Does This Resume Make My Ass Look Fat?


A friend sent me his resume and asked me to take a look at it.  This is a slightly sensitive situation since it is the equivalent of asking the question above.  He’d also had a “Resume Doctor” jazz it up a little.  The resume summary was terrible.  I fell asleep during the first paragraph.  Here’s an excerpt.

“Accomplished, forward-thinking product manager with an extensive background in developing and implementing strategic plans, providing product planning coordination and managing project execution across both domestic and international markets. Able to identify and act on growth opportunities through insightful market analysis, product management expertise and keen business instincts. Highly regarded for skills in managing multiple projects in expected time frames, under budget and according to defined scope. Able to build top-producing relationships with customers and business partners, as well as develop and lead both hierarchical and cross-functional teams in meeting and exceeding goals. Excellent analytical thinking, interpersonal communication and organizational skills.”

He might have also said that seven moons of Jupiter were discovered on his watch. Why do people write this kind of stuff?  It is everywhere.  It’s on the resumes of sales and marketing people that you may hire.  It’s in most marketing literature.  The major effect is to turn off your reader.  In an era of trust and authority marketing, when we are overwhelmed with information, it immediately says to a reader… this is BS, stop reading.

As an alternative, if my friend had used a simple personal branding statement, “Delivers projects, on time, on function and on budget. Always.” we would have gotten a different impression.

For the record, there are three things wrong with my friend’s summary.  First, it is too long. Second, it uses too many adjectives, and third, it is speculative and unsubstantiated.   I’d rather hear from a reference that this person delivered a five million dollar project on time than have him state it.

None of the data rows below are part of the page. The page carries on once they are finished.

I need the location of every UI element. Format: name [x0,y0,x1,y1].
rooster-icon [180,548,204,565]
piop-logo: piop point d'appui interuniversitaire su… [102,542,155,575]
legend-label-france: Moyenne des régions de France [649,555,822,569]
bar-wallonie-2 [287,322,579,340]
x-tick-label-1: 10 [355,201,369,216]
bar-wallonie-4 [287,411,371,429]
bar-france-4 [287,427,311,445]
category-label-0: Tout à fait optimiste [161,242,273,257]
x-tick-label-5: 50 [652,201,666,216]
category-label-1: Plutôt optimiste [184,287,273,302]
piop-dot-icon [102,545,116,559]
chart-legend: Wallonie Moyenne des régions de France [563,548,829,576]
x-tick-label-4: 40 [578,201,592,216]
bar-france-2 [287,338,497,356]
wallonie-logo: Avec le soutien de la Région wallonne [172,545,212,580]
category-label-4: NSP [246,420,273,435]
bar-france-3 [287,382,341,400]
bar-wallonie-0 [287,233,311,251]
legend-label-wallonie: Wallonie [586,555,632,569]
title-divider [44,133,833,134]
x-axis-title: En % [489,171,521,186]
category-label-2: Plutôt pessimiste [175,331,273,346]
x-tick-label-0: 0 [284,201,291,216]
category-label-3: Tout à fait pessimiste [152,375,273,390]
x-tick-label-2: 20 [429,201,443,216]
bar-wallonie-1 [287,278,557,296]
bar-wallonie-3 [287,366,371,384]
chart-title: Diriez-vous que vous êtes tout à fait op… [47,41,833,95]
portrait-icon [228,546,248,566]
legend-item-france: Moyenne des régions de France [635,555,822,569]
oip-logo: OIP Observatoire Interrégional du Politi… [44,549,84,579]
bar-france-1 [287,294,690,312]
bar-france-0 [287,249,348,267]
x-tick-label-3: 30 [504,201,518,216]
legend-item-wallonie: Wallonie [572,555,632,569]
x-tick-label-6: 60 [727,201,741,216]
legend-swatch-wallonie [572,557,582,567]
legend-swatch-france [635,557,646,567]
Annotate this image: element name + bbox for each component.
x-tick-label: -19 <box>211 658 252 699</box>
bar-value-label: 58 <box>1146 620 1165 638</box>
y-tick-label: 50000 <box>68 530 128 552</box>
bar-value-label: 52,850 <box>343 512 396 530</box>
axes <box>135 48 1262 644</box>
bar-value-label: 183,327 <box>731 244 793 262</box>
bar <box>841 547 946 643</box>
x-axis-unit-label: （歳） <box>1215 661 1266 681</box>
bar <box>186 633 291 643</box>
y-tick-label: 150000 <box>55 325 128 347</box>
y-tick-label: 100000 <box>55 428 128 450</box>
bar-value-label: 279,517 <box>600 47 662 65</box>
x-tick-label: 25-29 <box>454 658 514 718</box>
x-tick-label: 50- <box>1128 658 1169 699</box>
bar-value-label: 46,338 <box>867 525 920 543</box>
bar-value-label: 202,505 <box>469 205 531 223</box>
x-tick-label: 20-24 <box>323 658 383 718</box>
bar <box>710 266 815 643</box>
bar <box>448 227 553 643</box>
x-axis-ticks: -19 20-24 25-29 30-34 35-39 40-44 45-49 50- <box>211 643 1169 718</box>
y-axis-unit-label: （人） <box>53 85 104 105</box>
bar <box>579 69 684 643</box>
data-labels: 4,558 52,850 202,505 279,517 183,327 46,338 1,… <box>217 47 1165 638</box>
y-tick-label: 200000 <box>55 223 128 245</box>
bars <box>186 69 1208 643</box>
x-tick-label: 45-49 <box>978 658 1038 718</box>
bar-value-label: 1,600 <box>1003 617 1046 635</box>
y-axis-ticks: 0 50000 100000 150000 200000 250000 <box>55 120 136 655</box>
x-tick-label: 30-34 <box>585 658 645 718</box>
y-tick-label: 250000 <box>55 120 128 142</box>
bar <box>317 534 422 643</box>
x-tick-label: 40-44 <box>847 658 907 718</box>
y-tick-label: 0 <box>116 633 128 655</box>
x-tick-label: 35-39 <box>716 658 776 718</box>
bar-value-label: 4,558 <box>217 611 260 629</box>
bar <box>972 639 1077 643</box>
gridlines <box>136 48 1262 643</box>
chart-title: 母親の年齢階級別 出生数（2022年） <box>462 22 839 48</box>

The same is true of marketing literature.  I don’t really want to know that you are a “World Leader” in blah, blah, blah.  When I hear the term “World Leader” I could think of Kim Jong il or Mahmoud Ahmadinejad.

Think about your personal brand.  Think about your website.  Or what your sales people say.   The use of unspecific and meaningless language is lazy.  Laziness leads to a “hyper-inflated gluteus maximus”, and yes, it does make your ass look fat.

PS: My pants are tight too.

1 Comment

  1. Jeff Cronin

    Looks like a ‘generic’ resume meant to hit all possible targets… The best resumes I see are the ones where there is a specific targeted message for my company, and if you can get someone else to say great things about you that is the best!

    LinkedIn is a great way to solicit positive references from your network, you should use it often.

    One more thing, many resume-fix shops fill your document with keywords that they know HR departments are looking for, if you want a career and not a job you should not post your resume to HR but rather get someone to recommend you into the opportunity.